All this is roughly quantifiable. A recent national survey of college faculty showed that 72% of professors held liberal and left-of-center views, while just 15% held conservative ones. This imbalance, surveys show, has grown worse since the early 1980s. It is a strange paradox indeed that academic opinion should have moved so far to the left in a period of unprecedented wealth and prosperity for colleges and universities themselves -- let alone in a period of capitalism's triumph and communism's defeat.

Here is where the charitable giving comes in. These trends have taken hold in academia in part because too many donors have failed to exercise appropriate care when signing over their funds. Most donors have little understanding of the intricate workings of academic budgets or of the subterfuges that permit money to be spent on programs unrelated to intended purposes. (A little Economics 101 might help.) The anonymous donor to Yale earmarked the income from his gift to support student tuitions, but of course money is fungible: The gift will have the unintended effect of allowing Yale to move the substantial funds it now devotes to financial aid and to spend them on other purposes, possibly unrelated or antithetical.

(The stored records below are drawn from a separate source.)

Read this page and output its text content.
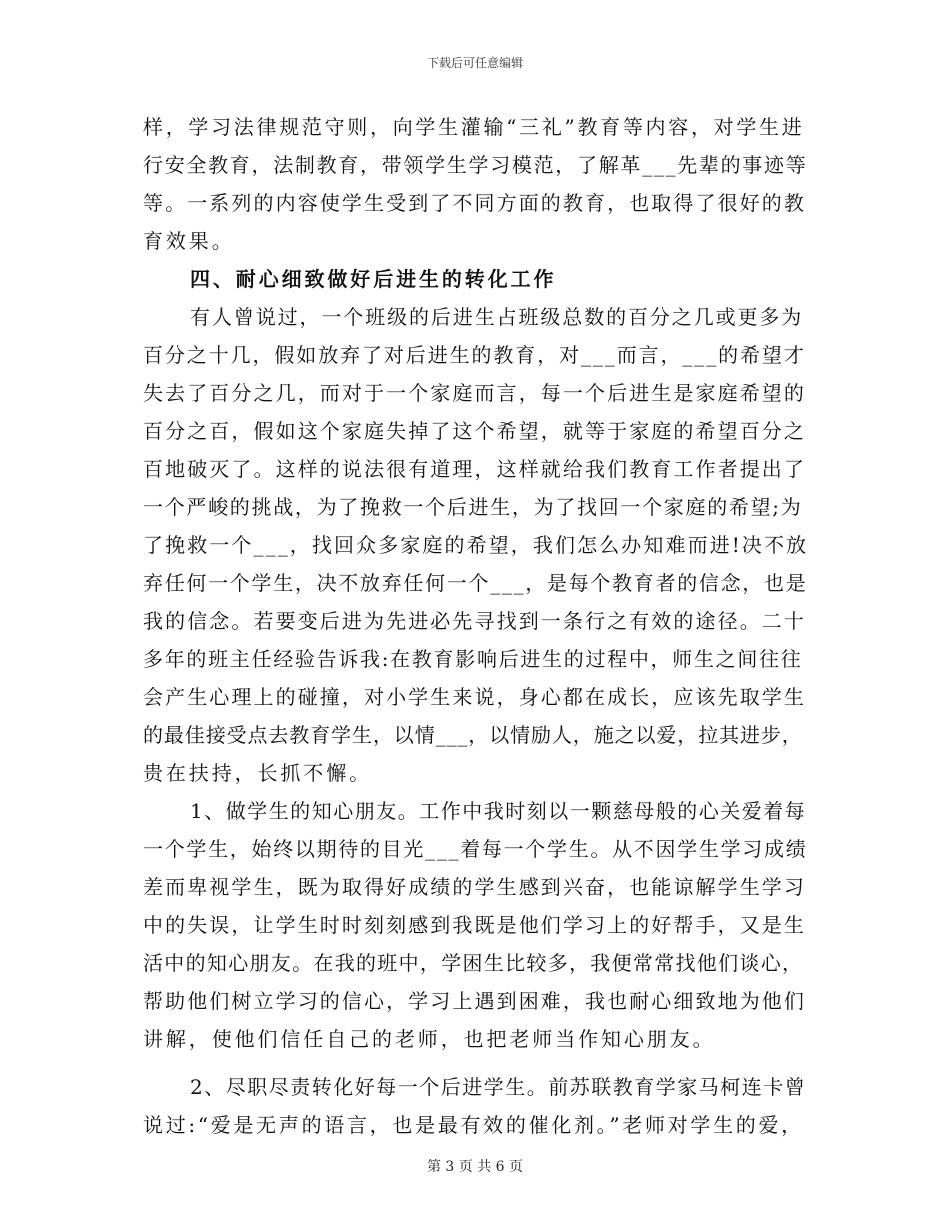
下载后可任意编辑
样，学习法律规范守则，向学生灌输“三礼”教育等内容，对学生进
行安全教育，法制教育，带领学生学习模范，了解革___先辈的事迹等
等。一系列的内容使学生受到了不同方面的教育，也取得了很好的教
育效果。
四、耐心细致做好后进生的转化工作
有人曾说过，一个班级的后进生占班级总数的百分之几或更多为
百分之十几，假如放弃了对后进生的教育，对___而言，___的希望才
失去了百分之几，而对于一个家庭而言，每一个后进生是家庭希望的
百分之百，假如这个家庭失掉了这个希望，就等于家庭的希望百分之
百地破灭了。这样的说法很有道理，这样就给我们教育工作者提出了
一个严峻的挑战，为了挽救一个后进生，为了找回一个家庭的希望;为
了挽救一个___，找回众多家庭的希望，我们怎么办知难而进!决不放
弃任何一个学生，决不放弃任何一个___，是每个教育者的信念，也是
我的信念。若要变后进为先进必先寻找到一条行之有效的途径。二十
多年的班主任经验告诉我:在教育影响后进生的过程中，师生之间往往
会产生心理上的碰撞，对小学生来说，身心都在成长，应该先取学生
的最佳接受点去教育学生，以情___，以情励人，施之以爱，拉其进步，
贵在扶持，长抓不懈。
1、做学生的知心朋友。工作中我时刻以一颗慈母般的心关爱着每
一个学生，始终以期待的目光___着每一个学生。从不因学生学习成绩
差而卑视学生，既为取得好成绩的学生感到兴奋，也能谅解学生学习
中的失误，让学生时时刻刻感到我既是他们学习上的好帮手，又是生
活中的知心朋友。在我的班中，学困生比较多，我便常常找他们谈心，
帮助他们树立学习的信心，学习上遇到困难，我也耐心细致地为他们
讲解，使他们信任自己的老师，也把老师当作知心朋友。
2、尽职尽责转化好每一个后进学生。前苏联教育学家马柯连卡曾
说过:“爱是无声的语言，也是最有效的催化剂。”老师对学生的爱，
第 3 页 共 6 页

Many gifts to universities have this money-shifting effect.

Donors are often unaware that they are entitled to set aside their money for purposes of their own choosing, not just established categories. As former Yale provost Frank Turner has said: "Donor restrictions can call institutions of higher education to fulfill their highest ideals." A few diligent philanthropists, like publisher Philip Merrill and investor Sir John Templeton, craft careful agreements with universities before any checks are signed and then monitor their gifts regularly.

The American Council of Trustees and Alumni has published a short book, "The Intelligent Donor's Guide to College Giving," that lays out some basic ground rules for donating to higher education. These include placing clear restrictions on gifts, working with a particular professor (and, if possible, bypassing the development office) and avoiding endowments in perpetuity. As Sir John Templeton wisely said: "If you're giving while you're living, you're knowing where it's going."

Obviously, this sort of due diligence does require time and effort on the part of the donor, But if even a few more philanthropists were watching where their funds ended up, college officials would surely monitor their programs more carefully. There have been a few celebrated cases in recent years in which donors have asked for their funds to be returned after discovering that they were misused, and these cases have sent a shudder through the academic community.

In 1991, for example, Lee Bass donated $20 million to Yale to support a curriculum in Western Civilization but asked for (and received) his money back four years later when he discovered that Yale's faculty had little interest in teaching such courses. Princeton University may be ordered to return nearly $600 million to the Robertson family, which endowed a program a generation ago to train students for public service. In recent decades, it is alleged by the family, the university lost interest in this purpose but continued to spend the money anyway.

Just last week, a professor at Florida State University, Robert Holton, sued to get back some of the tens of millions of dollars that he earned from a drug patent and donated to the school for a new synthetic chemistry laboratory. The university simply scrapped plans for the building. "We're filing this lawsuit to save the university from itself," said Mr. Holton in a recent interview. Words for every donor to live by.

Mr. Piereson is executive director of the John M. Olin Foundation.